Além da selfie que os motoristas já fazem de tempos em tempos para ficar online, o recurso para verificação de identidade do motorista em tempo real passa a solicitar que alguns movimentos sejam realizados - como piscar, sorrir, virar o rosto. Isso trará mais uma camada de segurança e permitirá verificar que o motorista é aquele que se cadastrou no aplicativo. É uma ferramenta voltada à prevenção de fraudes e à proteção da integridade da conta dos motoristas parceiros.

Checagem de rota

Potencializando o poder do GPS e de outros sensores no smartphone, a Uber pode identificar e sinalizar eventos raros, como uma parada longa e não prevista na rota. Se uma parada não prevista for sinalizada, a Uber pode iniciar uma checagem e enviar uma mensagem para o motorista parceiro e o usuário perguntando se é necessário algum suporte, direcionando-o às ferramentas de segurança que podem ajudá-los a obter o apoio necessário. É um primeiro passo em oferecer proativamente suporte aos usuários e motoristas durante uma viagem.

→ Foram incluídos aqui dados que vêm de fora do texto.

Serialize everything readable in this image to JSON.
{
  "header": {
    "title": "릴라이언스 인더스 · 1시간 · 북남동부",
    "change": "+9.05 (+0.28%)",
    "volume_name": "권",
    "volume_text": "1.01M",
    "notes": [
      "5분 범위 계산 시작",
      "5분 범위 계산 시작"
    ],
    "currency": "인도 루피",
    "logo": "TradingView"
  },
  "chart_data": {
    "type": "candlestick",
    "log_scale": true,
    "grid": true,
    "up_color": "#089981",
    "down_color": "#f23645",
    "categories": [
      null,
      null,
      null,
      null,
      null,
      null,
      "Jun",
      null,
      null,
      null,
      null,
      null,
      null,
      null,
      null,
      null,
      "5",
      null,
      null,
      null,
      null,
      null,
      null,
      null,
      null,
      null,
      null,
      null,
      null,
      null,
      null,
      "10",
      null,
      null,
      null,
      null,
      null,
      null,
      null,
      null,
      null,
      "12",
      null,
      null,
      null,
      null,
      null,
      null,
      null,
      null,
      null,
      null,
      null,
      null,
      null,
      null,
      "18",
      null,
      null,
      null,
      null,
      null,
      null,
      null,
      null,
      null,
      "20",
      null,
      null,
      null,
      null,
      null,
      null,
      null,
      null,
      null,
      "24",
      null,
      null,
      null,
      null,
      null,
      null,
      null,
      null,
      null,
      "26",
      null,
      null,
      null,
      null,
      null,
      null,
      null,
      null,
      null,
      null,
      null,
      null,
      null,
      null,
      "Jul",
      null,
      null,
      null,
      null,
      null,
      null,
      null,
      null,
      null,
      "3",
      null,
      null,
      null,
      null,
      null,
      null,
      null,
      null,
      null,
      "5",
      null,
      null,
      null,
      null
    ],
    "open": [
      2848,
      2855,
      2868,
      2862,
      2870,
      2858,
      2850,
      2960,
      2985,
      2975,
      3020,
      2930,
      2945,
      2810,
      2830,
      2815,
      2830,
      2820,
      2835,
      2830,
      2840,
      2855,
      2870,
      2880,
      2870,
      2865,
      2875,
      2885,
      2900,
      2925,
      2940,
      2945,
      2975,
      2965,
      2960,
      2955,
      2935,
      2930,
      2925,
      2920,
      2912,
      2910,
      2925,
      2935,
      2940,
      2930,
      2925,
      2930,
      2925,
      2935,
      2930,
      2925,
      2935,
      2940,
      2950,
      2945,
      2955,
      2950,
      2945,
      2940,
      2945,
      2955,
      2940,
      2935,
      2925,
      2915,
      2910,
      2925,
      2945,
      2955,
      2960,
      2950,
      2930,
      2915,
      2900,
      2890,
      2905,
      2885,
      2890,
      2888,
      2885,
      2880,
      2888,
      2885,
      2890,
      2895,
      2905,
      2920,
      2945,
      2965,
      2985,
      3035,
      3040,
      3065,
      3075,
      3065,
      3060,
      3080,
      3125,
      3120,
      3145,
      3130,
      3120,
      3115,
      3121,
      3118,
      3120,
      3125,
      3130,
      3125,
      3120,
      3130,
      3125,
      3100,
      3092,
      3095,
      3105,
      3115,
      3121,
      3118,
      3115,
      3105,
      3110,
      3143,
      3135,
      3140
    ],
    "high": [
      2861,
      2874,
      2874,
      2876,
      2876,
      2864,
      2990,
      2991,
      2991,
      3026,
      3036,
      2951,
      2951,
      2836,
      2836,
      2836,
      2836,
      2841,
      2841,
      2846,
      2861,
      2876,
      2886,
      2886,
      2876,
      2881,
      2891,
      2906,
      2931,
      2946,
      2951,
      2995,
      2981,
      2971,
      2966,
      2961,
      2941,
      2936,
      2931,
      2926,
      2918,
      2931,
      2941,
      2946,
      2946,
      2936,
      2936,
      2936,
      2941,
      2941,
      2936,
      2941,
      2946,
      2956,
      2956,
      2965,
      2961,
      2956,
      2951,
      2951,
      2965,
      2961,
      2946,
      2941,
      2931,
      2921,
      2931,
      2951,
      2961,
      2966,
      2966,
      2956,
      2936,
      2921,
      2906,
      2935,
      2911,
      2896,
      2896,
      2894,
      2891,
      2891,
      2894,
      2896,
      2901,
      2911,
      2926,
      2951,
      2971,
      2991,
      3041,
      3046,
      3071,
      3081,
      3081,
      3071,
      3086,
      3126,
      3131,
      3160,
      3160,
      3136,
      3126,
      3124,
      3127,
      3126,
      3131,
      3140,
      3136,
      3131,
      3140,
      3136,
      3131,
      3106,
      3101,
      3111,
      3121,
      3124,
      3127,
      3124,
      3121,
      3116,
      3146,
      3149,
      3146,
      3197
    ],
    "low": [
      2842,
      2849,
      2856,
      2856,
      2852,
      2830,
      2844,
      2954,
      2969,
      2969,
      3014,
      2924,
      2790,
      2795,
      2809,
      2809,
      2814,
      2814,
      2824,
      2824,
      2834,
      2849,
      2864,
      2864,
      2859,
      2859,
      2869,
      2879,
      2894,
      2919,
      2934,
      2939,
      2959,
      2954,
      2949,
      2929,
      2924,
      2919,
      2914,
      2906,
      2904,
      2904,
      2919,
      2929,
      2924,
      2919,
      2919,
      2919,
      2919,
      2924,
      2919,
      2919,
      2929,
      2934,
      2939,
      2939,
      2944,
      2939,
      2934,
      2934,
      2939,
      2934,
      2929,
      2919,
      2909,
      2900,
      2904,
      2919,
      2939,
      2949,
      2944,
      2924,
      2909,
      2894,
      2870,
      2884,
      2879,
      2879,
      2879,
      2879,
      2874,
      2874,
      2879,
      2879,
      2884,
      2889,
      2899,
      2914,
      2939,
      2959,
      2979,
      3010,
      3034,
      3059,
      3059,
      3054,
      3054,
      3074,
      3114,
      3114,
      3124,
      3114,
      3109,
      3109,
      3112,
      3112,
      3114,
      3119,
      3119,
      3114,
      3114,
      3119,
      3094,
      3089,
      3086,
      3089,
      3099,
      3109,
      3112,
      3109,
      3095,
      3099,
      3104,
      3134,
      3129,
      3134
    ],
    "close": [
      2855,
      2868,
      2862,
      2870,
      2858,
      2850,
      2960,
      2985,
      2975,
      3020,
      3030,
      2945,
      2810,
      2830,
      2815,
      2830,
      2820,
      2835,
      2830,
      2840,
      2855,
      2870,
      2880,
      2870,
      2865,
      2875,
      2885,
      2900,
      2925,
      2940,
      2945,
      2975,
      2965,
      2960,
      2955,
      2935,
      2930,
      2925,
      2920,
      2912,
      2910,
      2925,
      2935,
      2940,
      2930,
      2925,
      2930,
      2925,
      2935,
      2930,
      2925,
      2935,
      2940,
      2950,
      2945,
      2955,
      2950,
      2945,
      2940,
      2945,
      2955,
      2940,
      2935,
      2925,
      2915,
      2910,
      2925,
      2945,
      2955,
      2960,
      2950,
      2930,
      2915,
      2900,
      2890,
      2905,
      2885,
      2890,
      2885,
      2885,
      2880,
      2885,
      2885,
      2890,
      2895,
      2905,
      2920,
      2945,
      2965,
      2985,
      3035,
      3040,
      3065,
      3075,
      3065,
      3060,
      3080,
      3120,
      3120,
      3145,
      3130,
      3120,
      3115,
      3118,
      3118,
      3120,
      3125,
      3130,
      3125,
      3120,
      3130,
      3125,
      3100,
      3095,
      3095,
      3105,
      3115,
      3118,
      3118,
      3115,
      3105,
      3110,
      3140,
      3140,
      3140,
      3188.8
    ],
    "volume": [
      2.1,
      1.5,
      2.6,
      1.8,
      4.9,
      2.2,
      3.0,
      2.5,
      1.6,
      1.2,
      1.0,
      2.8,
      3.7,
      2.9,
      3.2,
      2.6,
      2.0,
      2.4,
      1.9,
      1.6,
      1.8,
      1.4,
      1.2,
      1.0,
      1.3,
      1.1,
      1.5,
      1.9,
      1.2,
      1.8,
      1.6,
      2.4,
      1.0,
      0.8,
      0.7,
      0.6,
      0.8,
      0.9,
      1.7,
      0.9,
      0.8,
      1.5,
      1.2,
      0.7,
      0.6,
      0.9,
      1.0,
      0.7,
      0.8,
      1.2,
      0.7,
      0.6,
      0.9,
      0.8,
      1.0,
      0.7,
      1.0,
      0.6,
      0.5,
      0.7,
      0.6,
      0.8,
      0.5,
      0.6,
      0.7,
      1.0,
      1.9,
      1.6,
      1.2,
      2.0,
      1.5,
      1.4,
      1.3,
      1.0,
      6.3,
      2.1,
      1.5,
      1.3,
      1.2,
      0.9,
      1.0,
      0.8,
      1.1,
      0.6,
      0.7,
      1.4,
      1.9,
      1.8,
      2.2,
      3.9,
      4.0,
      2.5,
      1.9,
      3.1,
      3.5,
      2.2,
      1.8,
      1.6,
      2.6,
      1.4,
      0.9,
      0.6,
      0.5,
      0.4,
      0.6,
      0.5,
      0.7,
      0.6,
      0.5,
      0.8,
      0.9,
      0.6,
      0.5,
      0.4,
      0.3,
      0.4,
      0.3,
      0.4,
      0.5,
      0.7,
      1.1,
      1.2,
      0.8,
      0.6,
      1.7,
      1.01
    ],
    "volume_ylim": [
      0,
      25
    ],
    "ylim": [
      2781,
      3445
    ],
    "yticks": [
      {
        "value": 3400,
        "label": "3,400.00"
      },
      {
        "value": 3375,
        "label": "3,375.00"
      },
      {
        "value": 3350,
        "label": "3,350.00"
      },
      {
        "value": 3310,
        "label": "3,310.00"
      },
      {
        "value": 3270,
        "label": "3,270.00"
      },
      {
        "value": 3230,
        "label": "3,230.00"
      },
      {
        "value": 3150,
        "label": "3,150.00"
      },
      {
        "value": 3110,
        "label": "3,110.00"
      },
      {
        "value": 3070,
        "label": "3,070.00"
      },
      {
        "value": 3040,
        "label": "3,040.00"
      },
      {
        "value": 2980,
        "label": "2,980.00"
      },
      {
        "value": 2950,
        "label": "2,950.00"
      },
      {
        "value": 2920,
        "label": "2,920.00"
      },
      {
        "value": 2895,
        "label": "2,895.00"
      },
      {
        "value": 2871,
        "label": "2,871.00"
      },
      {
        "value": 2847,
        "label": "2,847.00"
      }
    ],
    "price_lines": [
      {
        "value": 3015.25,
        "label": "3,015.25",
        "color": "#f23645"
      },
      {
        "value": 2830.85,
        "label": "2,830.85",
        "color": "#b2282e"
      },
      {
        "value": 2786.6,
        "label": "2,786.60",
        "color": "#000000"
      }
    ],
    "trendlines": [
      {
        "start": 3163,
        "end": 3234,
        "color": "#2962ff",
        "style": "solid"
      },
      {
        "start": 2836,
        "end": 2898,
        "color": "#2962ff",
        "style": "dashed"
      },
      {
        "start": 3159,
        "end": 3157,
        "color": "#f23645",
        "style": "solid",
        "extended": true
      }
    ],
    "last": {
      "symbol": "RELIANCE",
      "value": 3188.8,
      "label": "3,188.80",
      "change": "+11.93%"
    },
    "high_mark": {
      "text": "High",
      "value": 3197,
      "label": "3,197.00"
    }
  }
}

Verifique sua viagem: senha, Ultrassom

Um avanço na ferramenta que recomenda ao usuário conferir as informações para ter certeza de que está entrando no carro certo. O usuário poderá optar por receber uma senha de quatro dígitos, que deve ser dita ao motorista para que ele consiga iniciar a viagem no aplicativo. Além disso, a Uber anunciou que está trabalhando com tecnologias avançadas que usam ultrassom para transmitir automaticamente a senha. No futuro, os números recebidos pelo usuário passarão automaticamente pelo aparelho do motorista, e o usuário vai receber uma confirmação no seu celular (como uma vibração).

Reporte durante a viagem

Permite ao usuário denunciar um problema ainda durante o trajeto da viagem, tal como direção imprudente. Depois da viagem encerrada, ele receberá contato do time de suporte para mais informações e encaminhamento da reclamação.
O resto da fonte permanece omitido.